The powerful spatial processing capabilities of PostGIS made it possible to do all the data transformations that were needed. To compute network distances, the PGRouting package for PostgreSQL was used.
JUMP was used primarily for visualizing the datasets that existed in the PostGIS environment. It also provided the ability to compute topology from a set of line strings.
The calculated routes being visualized in the JUMP package.
To solve the core TSP problem, Refractions developed a custom solver using Genetic Algorithm technology. The solver takes as input an abstract graph representing the meters and the paths between them. Possible paths between pairs of meters are included as edges in the graph, with each edge having a weight proportional to the network distance between the meters it links.
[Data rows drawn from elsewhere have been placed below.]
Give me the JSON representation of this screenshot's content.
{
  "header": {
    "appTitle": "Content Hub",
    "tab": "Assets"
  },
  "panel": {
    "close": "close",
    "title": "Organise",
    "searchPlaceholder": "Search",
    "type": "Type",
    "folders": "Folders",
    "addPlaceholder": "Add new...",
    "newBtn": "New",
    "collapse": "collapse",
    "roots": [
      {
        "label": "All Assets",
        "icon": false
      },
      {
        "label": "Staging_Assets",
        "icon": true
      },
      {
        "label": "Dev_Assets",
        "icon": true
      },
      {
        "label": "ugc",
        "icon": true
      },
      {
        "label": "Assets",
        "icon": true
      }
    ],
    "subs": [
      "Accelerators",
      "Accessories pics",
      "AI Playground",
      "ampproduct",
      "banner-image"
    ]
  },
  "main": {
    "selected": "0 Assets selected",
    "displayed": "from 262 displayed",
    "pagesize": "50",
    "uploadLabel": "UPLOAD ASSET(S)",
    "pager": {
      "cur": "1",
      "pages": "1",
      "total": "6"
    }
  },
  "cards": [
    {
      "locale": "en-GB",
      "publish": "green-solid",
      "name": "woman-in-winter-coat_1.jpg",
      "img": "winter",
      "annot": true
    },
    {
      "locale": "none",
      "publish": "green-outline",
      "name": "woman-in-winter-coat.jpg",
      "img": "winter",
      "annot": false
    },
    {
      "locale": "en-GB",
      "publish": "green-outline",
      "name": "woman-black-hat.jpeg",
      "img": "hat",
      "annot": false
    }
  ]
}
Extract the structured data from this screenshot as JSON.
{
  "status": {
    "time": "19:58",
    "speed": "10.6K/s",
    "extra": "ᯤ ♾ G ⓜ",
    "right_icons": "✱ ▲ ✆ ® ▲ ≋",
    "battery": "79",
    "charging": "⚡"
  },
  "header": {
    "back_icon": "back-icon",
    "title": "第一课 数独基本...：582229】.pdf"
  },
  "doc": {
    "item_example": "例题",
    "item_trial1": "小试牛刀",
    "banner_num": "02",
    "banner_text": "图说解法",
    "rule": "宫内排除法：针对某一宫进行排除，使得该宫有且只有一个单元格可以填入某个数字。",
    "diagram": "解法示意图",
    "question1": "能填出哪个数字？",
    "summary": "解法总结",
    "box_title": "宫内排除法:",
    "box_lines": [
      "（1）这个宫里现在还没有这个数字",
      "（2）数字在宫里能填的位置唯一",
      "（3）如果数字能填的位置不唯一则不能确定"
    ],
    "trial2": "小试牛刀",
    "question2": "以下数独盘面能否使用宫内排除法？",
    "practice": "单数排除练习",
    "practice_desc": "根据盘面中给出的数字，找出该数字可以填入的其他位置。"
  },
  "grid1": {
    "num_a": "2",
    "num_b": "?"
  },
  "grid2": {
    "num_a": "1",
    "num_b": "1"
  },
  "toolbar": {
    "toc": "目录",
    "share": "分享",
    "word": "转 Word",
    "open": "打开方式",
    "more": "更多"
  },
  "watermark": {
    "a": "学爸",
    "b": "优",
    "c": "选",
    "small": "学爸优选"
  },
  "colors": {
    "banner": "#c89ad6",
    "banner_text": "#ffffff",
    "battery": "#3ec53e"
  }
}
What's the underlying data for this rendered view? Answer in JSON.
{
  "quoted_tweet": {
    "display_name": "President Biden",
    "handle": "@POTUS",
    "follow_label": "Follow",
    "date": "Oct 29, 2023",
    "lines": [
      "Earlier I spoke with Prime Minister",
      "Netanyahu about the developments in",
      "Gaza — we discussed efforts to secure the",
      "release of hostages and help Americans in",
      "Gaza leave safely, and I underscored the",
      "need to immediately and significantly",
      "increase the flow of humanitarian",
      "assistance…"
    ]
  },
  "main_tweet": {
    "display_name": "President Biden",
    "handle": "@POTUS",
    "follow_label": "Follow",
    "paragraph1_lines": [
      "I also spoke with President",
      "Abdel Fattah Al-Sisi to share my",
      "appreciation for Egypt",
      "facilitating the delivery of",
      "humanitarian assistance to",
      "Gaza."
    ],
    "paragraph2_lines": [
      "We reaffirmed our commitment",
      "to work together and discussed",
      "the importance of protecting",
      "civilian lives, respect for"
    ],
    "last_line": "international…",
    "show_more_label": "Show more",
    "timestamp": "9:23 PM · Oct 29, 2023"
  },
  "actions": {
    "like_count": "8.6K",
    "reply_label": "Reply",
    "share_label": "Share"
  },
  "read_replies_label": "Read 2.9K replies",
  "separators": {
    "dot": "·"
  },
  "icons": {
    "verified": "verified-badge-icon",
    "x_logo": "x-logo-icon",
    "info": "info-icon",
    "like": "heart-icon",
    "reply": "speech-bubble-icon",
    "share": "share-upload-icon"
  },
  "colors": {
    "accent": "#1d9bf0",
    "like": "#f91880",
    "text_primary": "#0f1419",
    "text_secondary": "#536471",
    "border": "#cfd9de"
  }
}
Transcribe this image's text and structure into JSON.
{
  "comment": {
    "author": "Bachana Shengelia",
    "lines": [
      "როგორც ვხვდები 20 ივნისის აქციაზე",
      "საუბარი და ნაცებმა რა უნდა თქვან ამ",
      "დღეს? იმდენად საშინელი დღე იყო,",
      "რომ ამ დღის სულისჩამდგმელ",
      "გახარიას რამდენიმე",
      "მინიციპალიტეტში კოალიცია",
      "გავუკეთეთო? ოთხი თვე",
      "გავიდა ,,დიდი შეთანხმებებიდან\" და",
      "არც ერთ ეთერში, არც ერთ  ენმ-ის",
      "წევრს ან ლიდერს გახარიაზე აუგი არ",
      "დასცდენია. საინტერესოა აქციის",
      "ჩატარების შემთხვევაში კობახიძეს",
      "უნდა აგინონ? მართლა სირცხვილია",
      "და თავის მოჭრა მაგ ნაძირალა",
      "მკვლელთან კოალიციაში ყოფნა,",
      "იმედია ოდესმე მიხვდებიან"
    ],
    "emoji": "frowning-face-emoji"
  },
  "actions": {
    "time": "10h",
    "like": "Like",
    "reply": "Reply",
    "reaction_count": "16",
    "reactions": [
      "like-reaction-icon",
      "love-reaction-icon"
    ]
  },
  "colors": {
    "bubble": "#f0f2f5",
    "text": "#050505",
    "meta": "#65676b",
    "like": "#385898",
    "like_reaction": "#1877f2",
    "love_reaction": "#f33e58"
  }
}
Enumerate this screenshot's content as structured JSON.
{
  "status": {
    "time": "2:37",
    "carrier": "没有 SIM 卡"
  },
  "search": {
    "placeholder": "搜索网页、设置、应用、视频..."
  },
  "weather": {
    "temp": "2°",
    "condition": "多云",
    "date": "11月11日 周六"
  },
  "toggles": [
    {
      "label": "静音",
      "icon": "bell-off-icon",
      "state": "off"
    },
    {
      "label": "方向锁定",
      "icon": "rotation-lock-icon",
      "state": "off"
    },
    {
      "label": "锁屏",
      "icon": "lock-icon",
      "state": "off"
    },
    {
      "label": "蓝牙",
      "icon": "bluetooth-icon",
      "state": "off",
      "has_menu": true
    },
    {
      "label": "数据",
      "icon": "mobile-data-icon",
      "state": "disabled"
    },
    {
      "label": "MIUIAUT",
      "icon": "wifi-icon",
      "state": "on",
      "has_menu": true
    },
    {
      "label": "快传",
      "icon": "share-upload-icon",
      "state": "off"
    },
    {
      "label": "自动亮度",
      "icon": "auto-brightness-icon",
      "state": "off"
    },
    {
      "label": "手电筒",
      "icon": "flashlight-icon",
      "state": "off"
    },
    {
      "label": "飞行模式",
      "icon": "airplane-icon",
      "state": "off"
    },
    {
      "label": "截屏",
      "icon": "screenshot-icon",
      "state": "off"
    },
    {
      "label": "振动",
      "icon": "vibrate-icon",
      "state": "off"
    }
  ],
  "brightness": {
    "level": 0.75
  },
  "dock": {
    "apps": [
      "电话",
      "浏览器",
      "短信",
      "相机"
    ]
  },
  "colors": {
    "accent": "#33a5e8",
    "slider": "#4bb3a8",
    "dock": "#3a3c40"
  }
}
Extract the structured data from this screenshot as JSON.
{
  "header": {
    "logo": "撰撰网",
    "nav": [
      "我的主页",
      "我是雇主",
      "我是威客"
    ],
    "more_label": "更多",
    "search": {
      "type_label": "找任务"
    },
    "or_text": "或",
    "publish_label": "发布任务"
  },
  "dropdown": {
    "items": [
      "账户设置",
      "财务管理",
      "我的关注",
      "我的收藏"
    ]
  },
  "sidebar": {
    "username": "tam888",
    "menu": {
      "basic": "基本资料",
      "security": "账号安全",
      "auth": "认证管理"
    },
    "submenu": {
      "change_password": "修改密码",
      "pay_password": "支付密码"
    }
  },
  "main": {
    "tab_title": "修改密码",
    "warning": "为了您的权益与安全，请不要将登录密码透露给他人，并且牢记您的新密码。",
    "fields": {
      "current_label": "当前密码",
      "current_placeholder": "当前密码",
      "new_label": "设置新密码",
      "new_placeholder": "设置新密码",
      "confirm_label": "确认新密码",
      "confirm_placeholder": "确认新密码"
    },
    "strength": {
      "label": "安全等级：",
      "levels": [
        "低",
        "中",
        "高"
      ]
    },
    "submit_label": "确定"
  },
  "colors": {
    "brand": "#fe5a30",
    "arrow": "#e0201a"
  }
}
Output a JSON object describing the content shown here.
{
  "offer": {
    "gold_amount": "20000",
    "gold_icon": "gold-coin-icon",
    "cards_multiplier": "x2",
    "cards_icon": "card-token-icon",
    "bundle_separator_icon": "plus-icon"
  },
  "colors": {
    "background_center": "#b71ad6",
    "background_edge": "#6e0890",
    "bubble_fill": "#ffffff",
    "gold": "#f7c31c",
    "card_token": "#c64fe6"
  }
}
The solver finds a path through the graph that visits every meter at least once, and which has a near-minimum total path distance. To aid in tuning the application, additional tools were developed to show the results graphically and allow focusing on the most favorable solutions.
The Result
The result of the TSP solver is a route which visited every meter once and is guaranteed to have the shortest possible length. As a final step, Refractions mapped the computed route back onto the original street network map, using a custom visualization technique to clearly show the walking path.
Client Benefits
The City of Vancouver is very optimistic that the result computed by Refractions will be a significant improvement over their existing routes. They are currently field testing the optimized routes to calibrate them with what is actually possible to complete in a working day.